The North Star/Chapter 4
IV
GYDA
Nine hundred years ago, in the closing decade of the tenth century, there was a great fair held in the city of Dublin. This gathering was one of more than usual interest, and held an attraction to the throngs assembled, like the concluding chapters of a romance. For it was reported, far and near, that on the fifth day of the fair, the Princess Gyda, the famous Irish beauty, would choose a husband from among the hundreds of suitors who sought her hand. Her brother, King Kavaran, had despatched couriers to all the provinces to invite the eligible young nobles to be present at the fair Gyda’s decision. Not one who could come had absented himself; and in the heart of each and every one was the hope that the choice of the princess might fall upon him. Even those who had never looked into her blue eyes had heard of her charms. The bards had been stringing their harps in her praise, in every castle, from sea to sea.
The Princess Gyda was a widow. Since her first smile after her grief for the late earl, her husband, there had arisen a great competition as to who should be his successor. A hundred acknowledged suitors she had; but on this day, the number was doubled and trebled by the acquisition of every hopeful young chieftain whose heart had been fired by the fame of King Kavaran’s sister.
All along the highways leading to the city could be seen groups of horsemen. Here a young chieftain would ride, with his father, escorted by the bard and the physician, two inseparable adjuncts to the dignity of every Celtic clan. After these followed the retainers. The bard’s office was very evident, as the sound of his harp was heard whenever the groups stopped to rest by the wayside; but did we not know that the physician was the constant attendant upon every enterprise of an Irish chieftain, we might suppose that his mission in this case would be to heal the wounds inflicted by the blue eyes of the princess.

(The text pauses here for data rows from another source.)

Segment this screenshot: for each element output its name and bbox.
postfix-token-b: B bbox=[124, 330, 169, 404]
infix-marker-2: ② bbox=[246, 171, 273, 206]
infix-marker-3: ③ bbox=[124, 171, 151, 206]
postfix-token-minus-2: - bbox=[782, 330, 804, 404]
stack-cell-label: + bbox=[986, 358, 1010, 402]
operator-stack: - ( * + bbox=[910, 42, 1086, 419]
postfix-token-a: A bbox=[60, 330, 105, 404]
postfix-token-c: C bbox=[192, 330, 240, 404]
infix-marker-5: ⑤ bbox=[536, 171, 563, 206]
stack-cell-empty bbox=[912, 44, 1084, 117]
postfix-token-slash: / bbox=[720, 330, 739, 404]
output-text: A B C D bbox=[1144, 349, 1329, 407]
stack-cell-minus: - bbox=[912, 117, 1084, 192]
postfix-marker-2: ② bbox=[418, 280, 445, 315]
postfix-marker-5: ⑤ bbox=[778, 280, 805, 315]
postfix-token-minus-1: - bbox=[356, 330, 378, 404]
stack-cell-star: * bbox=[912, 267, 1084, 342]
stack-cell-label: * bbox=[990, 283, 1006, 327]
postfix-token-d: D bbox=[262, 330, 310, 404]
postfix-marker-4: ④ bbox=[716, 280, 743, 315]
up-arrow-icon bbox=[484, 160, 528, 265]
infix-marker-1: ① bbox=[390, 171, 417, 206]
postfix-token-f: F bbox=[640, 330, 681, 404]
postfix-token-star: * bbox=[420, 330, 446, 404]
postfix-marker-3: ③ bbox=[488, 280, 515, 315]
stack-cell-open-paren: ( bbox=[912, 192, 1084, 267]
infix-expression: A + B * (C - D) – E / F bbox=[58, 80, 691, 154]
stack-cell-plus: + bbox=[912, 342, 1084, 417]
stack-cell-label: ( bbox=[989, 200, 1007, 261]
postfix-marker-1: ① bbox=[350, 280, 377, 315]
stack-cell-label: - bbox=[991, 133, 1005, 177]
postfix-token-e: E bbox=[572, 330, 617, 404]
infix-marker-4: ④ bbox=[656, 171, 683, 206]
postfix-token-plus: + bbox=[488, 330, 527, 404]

On this beautiful May morning in the year A.D. 990, along the sloping roads that wind down from the hills of Wicklow to the plains of the Liffey, between the hawthorn hedges, came a particularly attractive group of travellers. A venerable chieftain sat at the head of the cavalcade. At his right hand rode his young son. They were Fergus and Eogan O’Niall, coming from their own province of Munster to be present at the fair. The white-haired man of seventy years sat his steed with almost the same grace as he did fifty years before, when he rode to meet the Danes in battle, or the Leinster chiefs when they encroached too closely upon his territory. The youth was in the full bloom of early manhood. He wore the collar of gold that proclaimed him an Irish knight, and his shield, painted in vivid red, gave him the name by which he was praised for his valor by the bards throughout the Island, “O’Niall of the Red Shield.” The seven colors in the costume of father and son declare them of the royal blood; and the last Munster king knew no stronger arm than that of his kinsman, Fergus O’Niall, even as the reigning king had no braver shield than the red sign of Eogan, the bravest of his “Knights of the Red Wreath.”
Lurgha, the harper, had been singing of the beauty of the Princess Gyda, and when the song ceased, Fergus O’Niall turned to the young man. “My son, dost thou still hope to win this princess in the contest to-morrow?”
“I know not, my father; but all that a knight may do for the fair Gyda, will I strive to do.”
“Didst thou not hear that the giant Alfwine, he that is called the ‘Man-slayer,’ hath declared that if Gyda’s choice fall upon any other than himself, the chosen one must do single combat with him? There are few men can withstand Alfwine.”
“I may not withstand him; but I would defend my right with my life, if the fair princess should choose me.”
“I would thy life went in a better cause, my son. None hold women in higher honor than the clan O’Niall; but their smiles are dangerous lights to young warriors. Dost thou not remember the tale that Lurgha hath sung to thee, of how thy forefather, Cealchan, the bravest young chieftain of his day, was entrapped and betrayed by the wiles of a Danish maiden? Dost thou not remember”—his temper rising at the recollection—“that this same maiden’s favor cost Cealchan such degradation as rarely an Irish knight hath been called upon to endure? When he ventured too near to win the Danish maiden, she betrayed him to her countrymen in Dublin. Ah! he was a brave youth, thy kinsman Cealchan, but his promise was blighted for a maiden’s smile!”
“Blighted, my father?” exclaimed the young man, with the reckless energy of five and twenty, and the fervor of a sentiment that last year’s gazing into Gyda’s blue eyes had awakened. “Was there ever a nobler fight than our Munster chieftains fought to rescue Cealchan from the ship of the Danes? The sight of him lashed to the mast before their eyes gave such strength to their arms that the Danes could not withstand them, even had they been led, as they say they are, by their war god, Odin. And did not a woman, our own Irish princess, through the wife of Sitric the Dane, did she not, my father, warn Cealchan and seek to rescue him?”
“True! true!” replied the older man, and was unwilling to argue further.
They were entering the city. Crossing the River Liffey, they slowly walked their horses up the street to the house of a Leinster chieftain, a former combatant in battle, but now the most cordial of hosts in giving the hospitality of his home to the Munster prince and his son.